BANGKOK – Thai Premier Prayut Chan-o-cha on Tuesday (July 14) apologised for lapses with regard to two cases that sparked panic about renewed community transmission of Covid-19 in the kingdom after more than a month of being in the clear.
The two cases involved a nine-year-old daughter of a Sudanese diplomat and an Egyptian military officer who had a layover in Thailand. Patchy details released on Monday about their movements in Bangkok and Rayong province respectively sent the Thai rumour mill into overdrive and sparked public anger about double standards.
The country is now reviewing all its rules, including those that allow arriving diplomats to isolate themselves at home for 14 days instead of being quarantined at a designated facility. The Sudanese family did so in a Bangkok condominium before the girl tested positive.
“I ask for your trust and I am sorry and apologise to all Thais. This is unprecedented,” said Mr Prayut.
Earlier in the day, the Centre for Covid-19 Situation Administration (CCSA) released detailed timelines of the two patients’ movements, partly to dampen speculation on social media that several well-known malls in downtown Bangkok were possibly tainted.
The Thai army on Monday denied it had anything to do with the Egyptian military officer.
He checked into a hotel in Rayong last week with the delegation after arriving at U-Tapao airport as part of a multi-leg journey that also took him to the United Arab Emirates, Pakistan and China. He was exempted from the mandatory 14-day quarantine that applied to arrivals in Thailand.
On Saturday, he visited a mall in Rayong with his compatriots. His test results came back positive only after he had left Thailand on Saturday.
The CCSA disclosed that the delegation had initially resisted being tested for Covid-19.
Mr Prayut alleged bad faith. “It was a military flight, and they were supposed to abide by the mutual agreement. But they violated it, and ventured out of their residence.”
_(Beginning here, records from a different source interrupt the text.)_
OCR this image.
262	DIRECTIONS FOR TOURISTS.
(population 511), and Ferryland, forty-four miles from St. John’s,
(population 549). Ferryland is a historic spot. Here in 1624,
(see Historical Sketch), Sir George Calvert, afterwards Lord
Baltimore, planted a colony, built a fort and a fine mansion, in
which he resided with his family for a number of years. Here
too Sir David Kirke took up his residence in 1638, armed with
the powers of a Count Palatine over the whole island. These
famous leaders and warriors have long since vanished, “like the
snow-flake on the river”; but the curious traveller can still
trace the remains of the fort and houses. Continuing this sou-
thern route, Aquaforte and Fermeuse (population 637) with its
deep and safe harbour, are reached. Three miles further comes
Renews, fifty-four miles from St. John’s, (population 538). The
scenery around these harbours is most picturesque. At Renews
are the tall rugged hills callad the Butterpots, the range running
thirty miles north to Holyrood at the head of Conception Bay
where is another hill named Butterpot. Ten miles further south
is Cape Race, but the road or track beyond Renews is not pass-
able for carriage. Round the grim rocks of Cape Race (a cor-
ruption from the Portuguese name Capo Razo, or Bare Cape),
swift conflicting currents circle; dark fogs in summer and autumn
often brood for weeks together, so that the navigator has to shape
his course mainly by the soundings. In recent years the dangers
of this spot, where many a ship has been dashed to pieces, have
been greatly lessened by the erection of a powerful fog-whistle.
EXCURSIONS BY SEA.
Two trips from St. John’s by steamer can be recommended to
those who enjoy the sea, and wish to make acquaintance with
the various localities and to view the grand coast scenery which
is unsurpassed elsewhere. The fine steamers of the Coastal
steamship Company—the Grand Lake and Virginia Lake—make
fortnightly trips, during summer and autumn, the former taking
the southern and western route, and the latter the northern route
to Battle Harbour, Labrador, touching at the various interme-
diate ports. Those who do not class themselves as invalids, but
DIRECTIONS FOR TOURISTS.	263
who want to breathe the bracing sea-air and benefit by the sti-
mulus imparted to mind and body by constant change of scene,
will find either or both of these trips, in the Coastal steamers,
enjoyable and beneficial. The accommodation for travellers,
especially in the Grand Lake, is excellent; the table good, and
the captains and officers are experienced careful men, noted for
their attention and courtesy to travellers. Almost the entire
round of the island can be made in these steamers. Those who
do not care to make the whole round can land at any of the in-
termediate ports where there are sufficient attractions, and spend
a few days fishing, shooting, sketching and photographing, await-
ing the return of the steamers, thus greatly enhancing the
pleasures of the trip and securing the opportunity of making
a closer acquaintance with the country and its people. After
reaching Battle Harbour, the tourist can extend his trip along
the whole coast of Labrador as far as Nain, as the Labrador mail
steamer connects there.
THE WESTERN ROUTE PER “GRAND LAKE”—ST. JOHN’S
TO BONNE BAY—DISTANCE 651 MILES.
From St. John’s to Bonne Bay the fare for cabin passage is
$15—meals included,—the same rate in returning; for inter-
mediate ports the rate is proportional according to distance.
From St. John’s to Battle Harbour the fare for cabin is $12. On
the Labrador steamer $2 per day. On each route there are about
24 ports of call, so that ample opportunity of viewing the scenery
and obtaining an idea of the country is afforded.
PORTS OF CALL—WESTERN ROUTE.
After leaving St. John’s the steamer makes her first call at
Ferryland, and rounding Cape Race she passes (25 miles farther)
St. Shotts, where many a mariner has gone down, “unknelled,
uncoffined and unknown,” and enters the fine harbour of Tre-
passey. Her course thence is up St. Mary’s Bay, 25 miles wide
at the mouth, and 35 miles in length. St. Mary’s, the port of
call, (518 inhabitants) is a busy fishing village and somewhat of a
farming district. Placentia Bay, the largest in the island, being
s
CCSA spokesman Taweesilp Visanuyothin said his unit accepted responsibility for the slip-up. “We apologise to the people in Rayong and Bangkok. This has affected thousands of people and more than ten schools needed to be closed. We will do better,” he said.
Officials are now looking into revoking landing permission for other Egyptian flights given the green light earlier.
The incidents may also affect the roll-out of other plans, like fast-track processing for special groups of foreigners, as the administration tries to plug loopholes that surfaced with the latest cases.
With foreign tourism largely stilled, tourism dependent Thailand is trying to spur spending by giving out subsidies for local travel. It has also been working on “travel bubble” arrangements to allow selected groups of visitors from Covid-free countries enter the kingdom.
But public sentiment remains largely wary. The majority of respondents in a survey conducted by the National Institute of Development Administration last week were opposed to an arrangement allowing medical tourists who had tested negative and served a 14-day quarantine period to travel around the country.